Automated quality assurance for AI applications

These details have been verified by PyPI

Project links

GitHub Statistics

Maintainers

yiouli

These details have not been verified by PyPI

Project description

pixie-qa

Eval-driven development for Python LLM applications.

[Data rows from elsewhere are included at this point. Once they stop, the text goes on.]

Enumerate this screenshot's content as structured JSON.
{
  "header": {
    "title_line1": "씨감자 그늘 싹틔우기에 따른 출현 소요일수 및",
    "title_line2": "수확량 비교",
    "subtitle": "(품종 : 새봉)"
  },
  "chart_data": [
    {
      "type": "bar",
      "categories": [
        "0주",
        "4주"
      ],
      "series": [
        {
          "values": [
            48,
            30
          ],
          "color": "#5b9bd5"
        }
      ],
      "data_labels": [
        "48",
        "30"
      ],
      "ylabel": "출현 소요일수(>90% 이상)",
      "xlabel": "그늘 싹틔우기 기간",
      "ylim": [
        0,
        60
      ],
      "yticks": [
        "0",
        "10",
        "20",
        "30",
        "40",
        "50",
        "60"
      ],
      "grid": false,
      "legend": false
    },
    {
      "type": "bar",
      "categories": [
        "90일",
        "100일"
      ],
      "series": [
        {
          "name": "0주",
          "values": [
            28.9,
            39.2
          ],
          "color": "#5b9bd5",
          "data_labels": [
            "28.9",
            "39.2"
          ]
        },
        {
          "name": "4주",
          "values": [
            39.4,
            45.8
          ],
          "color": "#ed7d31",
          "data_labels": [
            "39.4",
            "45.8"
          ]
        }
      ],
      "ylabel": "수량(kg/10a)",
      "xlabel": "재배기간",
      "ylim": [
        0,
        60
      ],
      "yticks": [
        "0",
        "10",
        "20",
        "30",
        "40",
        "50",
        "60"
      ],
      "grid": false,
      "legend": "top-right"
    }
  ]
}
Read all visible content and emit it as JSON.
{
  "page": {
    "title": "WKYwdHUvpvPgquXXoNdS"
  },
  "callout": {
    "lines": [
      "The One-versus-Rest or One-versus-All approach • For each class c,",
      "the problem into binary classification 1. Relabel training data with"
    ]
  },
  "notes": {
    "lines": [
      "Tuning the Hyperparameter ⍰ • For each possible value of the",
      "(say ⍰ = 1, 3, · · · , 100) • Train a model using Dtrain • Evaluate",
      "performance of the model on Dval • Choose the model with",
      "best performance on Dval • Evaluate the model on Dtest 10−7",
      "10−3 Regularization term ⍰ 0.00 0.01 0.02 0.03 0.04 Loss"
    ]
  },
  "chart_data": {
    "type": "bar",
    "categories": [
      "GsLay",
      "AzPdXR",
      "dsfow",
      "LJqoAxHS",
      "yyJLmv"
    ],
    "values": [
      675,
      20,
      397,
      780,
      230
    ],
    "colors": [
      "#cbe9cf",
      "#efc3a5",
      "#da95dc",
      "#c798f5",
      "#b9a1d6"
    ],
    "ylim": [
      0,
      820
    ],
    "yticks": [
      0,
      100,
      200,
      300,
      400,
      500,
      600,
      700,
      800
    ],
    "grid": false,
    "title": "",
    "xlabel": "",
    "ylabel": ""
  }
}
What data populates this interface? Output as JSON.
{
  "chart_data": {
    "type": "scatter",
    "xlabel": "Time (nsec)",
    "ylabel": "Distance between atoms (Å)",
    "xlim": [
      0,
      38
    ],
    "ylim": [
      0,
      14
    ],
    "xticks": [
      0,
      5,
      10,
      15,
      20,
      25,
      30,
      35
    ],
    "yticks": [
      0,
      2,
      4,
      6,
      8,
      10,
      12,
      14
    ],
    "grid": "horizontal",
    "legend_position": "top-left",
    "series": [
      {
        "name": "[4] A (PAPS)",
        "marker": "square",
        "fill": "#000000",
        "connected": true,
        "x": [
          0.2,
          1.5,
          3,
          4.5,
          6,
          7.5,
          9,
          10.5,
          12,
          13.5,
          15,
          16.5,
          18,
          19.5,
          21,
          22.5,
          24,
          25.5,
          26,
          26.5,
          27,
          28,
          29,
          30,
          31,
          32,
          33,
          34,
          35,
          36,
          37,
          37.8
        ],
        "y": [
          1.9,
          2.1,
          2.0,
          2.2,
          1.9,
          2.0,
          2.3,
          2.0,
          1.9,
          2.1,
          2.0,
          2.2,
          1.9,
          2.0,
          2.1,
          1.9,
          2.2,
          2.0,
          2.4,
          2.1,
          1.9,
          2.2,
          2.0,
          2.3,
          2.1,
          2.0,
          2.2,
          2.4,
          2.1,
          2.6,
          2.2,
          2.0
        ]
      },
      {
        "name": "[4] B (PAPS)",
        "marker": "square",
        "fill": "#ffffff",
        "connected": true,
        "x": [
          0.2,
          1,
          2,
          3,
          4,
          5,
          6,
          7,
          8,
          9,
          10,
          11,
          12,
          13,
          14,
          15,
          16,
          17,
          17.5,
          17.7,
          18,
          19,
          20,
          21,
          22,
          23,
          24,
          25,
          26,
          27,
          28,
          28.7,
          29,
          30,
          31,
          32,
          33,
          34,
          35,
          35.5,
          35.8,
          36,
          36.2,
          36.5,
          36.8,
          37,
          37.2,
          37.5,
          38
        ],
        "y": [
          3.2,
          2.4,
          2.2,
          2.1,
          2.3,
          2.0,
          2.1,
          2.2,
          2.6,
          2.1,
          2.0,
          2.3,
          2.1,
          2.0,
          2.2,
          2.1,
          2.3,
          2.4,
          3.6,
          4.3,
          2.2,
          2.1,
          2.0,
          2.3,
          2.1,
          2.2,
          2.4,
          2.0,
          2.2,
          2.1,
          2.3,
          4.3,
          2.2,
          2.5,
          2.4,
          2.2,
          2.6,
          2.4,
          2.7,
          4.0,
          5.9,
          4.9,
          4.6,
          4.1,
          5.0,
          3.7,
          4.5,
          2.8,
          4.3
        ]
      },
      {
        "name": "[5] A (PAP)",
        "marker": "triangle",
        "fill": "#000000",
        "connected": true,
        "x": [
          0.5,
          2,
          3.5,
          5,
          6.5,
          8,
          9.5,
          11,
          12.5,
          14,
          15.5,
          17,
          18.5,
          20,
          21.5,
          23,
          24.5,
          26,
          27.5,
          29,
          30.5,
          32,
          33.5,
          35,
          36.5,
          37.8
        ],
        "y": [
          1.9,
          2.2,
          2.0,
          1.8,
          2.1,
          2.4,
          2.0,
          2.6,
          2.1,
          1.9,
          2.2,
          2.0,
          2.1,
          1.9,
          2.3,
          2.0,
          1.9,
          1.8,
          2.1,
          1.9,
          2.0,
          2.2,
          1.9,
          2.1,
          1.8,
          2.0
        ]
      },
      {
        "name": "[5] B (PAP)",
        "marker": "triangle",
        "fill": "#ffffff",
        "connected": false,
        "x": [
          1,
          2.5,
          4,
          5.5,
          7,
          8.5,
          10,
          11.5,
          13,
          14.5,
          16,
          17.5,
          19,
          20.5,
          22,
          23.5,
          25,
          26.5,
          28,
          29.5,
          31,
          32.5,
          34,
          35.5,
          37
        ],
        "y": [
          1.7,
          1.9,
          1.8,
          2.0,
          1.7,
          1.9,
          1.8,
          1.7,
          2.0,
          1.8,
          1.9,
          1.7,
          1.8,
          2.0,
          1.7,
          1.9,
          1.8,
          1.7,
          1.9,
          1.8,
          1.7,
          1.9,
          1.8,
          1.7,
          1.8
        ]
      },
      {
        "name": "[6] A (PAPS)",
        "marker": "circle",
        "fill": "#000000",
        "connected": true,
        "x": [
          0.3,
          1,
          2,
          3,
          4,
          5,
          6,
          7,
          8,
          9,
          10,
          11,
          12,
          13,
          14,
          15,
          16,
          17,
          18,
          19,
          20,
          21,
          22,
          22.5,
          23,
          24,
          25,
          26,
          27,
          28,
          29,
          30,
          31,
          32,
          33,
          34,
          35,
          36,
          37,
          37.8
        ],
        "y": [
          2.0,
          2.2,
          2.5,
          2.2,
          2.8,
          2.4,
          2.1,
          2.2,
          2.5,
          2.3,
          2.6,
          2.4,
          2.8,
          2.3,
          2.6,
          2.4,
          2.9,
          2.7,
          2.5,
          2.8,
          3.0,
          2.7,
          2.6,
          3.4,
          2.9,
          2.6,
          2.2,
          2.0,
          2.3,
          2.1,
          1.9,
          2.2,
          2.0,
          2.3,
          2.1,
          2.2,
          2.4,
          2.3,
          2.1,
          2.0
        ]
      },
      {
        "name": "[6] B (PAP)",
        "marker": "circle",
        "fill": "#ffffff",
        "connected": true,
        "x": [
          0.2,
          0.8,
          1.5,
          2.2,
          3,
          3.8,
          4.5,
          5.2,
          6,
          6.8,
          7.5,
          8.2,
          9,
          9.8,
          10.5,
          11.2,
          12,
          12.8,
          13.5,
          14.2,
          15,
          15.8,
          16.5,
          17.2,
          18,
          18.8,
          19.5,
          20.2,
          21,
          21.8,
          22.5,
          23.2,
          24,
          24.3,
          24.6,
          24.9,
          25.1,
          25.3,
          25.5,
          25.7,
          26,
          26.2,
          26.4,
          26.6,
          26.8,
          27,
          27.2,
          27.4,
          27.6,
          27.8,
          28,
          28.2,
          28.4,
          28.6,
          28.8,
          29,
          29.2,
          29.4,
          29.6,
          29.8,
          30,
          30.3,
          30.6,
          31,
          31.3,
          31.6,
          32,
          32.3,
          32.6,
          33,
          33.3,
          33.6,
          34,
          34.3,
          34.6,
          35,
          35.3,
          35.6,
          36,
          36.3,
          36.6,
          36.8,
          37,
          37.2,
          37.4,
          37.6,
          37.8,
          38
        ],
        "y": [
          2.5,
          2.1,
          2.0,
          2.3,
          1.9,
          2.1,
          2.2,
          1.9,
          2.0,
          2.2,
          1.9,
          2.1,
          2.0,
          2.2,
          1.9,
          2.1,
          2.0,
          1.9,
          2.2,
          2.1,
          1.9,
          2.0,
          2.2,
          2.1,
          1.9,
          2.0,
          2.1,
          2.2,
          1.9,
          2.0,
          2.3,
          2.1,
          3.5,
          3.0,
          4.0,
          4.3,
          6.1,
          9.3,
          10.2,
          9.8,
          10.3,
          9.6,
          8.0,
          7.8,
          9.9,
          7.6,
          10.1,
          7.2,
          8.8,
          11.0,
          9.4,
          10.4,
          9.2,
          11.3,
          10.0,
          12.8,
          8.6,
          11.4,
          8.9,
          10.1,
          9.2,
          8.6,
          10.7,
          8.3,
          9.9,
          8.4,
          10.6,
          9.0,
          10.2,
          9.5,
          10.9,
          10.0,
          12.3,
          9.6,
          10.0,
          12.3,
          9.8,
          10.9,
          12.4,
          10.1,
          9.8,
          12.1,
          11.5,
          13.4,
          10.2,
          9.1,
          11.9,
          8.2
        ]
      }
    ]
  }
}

pixie-qa ships two complementary tools:

eval-driven-dev agent skill — guides a coding agent through the full eval-driven development loop: instrument → capture → build dataset → test → investigate → iterate.
pixie-qa Python package — the runtime: wrap() for data-boundary instrumentation, Runnable for dataset-driven test execution, built-in and custom evaluators, and the pixie CLI.

Agent Skill

Install

npx skills add yiouli/pixie-qa

Usage

Open a conversation with your coding agent and say something like:

"set up QA for my app"

The agent follows a six-step workflow:

Understand the app — entry point, execution flow, expected behaviors
Instrument with wrap() — mark data boundaries in the production code path
Define evaluators — map quality criteria to built-in or custom evaluators
Build a dataset — diverse representative scenarios in JSON
Run pixie test — real pass/fail scores for every scenario
Investigate & iterate — root-cause failures and fix

Python Package

Install

pip install pixie-qa
# with an LLM provider auto-instrumentor:
pip install "pixie-qa[openai]"   # openai | anthropic | langchain | google | dspy | all

`wrap()` — instrument data boundaries

Call wrap() at data boundaries in your application code. At test time, wrap(purpose="input") values are injected from the dataset; wrap(purpose="output") values are captured and scored by evaluators.

from pixie import wrap

db_result = wrap(fetch_from_db(user_id), purpose="input", name="db_result")
response   = wrap(generate_response(db_result), purpose="output", name="response")

Purpose	Meaning
`"input"`	External data fed into the LLM (injected at test time)
`"output"`	Final or intermediate output to evaluate
`"state"`	Intermediate state captured for debugging

`Runnable` — run the app against each dataset entry

Implement the Runnable protocol so pixie test and pixie trace know how to run your app:

from pydantic import BaseModel
import pixie

class MyArgs(BaseModel):
    user_id: str
    message: str

class MyAppRunnable(pixie.Runnable[MyArgs]):
    @classmethod
    def create(cls) -> "MyAppRunnable":
        return cls()

    async def setup(self) -> None:
        pass  # one-time initialization before entries run

    async def run(self, args: MyArgs) -> None:
        await my_app.handle(args.user_id, args.message)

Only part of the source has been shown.